Depuis plus de trois décennies, Michel Campeau explore la double fonction de la photographie, à la fois document et moyen d’expression individuelle. Il a réalisé de nombreuses images dans lesquelles il traite ce moyen d’expression sous l’angle de l’autoréflexion. Certaines œuvres ont directement pour sujet la création d’images, tandis que d’autres nous montrent la photographie sous l’angle de sa capacité à construire des idées sur les lieux, le patrimoine et la culture.

Dans sa série Chambre noire, Campeau se concentre sur la « mortalité » du moyen d’expression photographique en livrant des vues intimes de chambres noires, dont certaines apparaissent abandonnées ou désespérément reléguées aux oubliettes par les procédés et les technologies numériques. Pour cette série, Campeau a visité des chambres noires dans tout le Canada, ainsi qu’à La Havane (Cuba) et à Niamey (Niger). Dans la photographie intitulée Sans titre 8277 (2005–2010), trois appareils photo de la marque Rollei incrustés de sable sont posés sur une étagère. Les deux objectifs aveugles de chaque appareil fixent le spectateur.
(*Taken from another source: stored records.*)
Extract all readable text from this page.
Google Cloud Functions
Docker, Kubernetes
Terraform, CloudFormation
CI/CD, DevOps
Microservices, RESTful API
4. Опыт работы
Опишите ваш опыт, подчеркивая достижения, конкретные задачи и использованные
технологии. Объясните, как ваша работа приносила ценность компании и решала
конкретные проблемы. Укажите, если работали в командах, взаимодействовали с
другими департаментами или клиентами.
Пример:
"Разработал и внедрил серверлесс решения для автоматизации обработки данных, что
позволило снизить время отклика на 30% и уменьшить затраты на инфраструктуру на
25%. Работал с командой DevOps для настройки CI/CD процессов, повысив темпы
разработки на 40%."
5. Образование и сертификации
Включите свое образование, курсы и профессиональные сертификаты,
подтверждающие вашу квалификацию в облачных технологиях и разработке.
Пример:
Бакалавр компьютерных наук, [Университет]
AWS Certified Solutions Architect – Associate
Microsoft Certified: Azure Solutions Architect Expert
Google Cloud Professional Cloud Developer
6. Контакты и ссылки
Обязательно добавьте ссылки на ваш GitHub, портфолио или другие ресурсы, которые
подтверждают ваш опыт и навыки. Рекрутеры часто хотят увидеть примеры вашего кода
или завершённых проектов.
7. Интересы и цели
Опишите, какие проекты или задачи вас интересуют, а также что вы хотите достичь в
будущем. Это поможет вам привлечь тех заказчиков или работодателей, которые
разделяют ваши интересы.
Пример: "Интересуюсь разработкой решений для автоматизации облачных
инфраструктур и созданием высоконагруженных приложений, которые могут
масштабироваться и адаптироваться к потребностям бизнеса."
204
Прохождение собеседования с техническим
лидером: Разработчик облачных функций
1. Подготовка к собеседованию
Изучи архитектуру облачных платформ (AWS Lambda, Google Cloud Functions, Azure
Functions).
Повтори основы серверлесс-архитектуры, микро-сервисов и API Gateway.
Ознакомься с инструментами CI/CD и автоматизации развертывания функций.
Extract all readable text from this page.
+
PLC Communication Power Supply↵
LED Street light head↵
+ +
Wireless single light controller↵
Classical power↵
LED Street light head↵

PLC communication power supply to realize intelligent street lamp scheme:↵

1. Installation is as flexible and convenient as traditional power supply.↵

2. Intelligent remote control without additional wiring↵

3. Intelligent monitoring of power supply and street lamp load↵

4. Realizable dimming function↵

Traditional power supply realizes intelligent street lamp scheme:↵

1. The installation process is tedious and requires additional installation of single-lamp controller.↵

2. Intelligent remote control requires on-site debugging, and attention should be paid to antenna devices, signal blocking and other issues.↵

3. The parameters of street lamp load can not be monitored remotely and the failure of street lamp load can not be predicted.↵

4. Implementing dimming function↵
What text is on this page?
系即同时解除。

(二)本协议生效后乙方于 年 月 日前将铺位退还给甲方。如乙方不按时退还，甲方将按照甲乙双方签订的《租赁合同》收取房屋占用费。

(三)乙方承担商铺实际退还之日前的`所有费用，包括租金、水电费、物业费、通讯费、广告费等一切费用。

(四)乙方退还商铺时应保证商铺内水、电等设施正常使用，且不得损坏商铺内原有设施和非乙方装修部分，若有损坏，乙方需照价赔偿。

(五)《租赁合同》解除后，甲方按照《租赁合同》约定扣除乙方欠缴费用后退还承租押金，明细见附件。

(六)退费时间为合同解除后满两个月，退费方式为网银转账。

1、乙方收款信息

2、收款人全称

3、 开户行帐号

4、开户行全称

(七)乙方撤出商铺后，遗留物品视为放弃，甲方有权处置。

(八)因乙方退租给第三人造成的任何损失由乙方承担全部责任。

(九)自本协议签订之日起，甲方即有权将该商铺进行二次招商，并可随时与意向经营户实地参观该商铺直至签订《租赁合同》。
Cette scène nous dit que la photographie analogique est désormais une manière fruste et désuète de créer des images, alors qu’à peine 20 ans auparavant, elle était louée pour son élégance et sa modernité.

Campeau a reçu plusieurs récompenses prestigieuses, dont le Prix international de la photographie d’Higashikawa, sur l’île d’Hokkaido, au Japon (1994); la Bourse de carrière Jean Paul Riopelle, du Conseil des arts et des lettres du Québec (2009) et le Prix du duc et de la duchesse de York en photographie (2010), décerné par le Conseil des arts du Canada.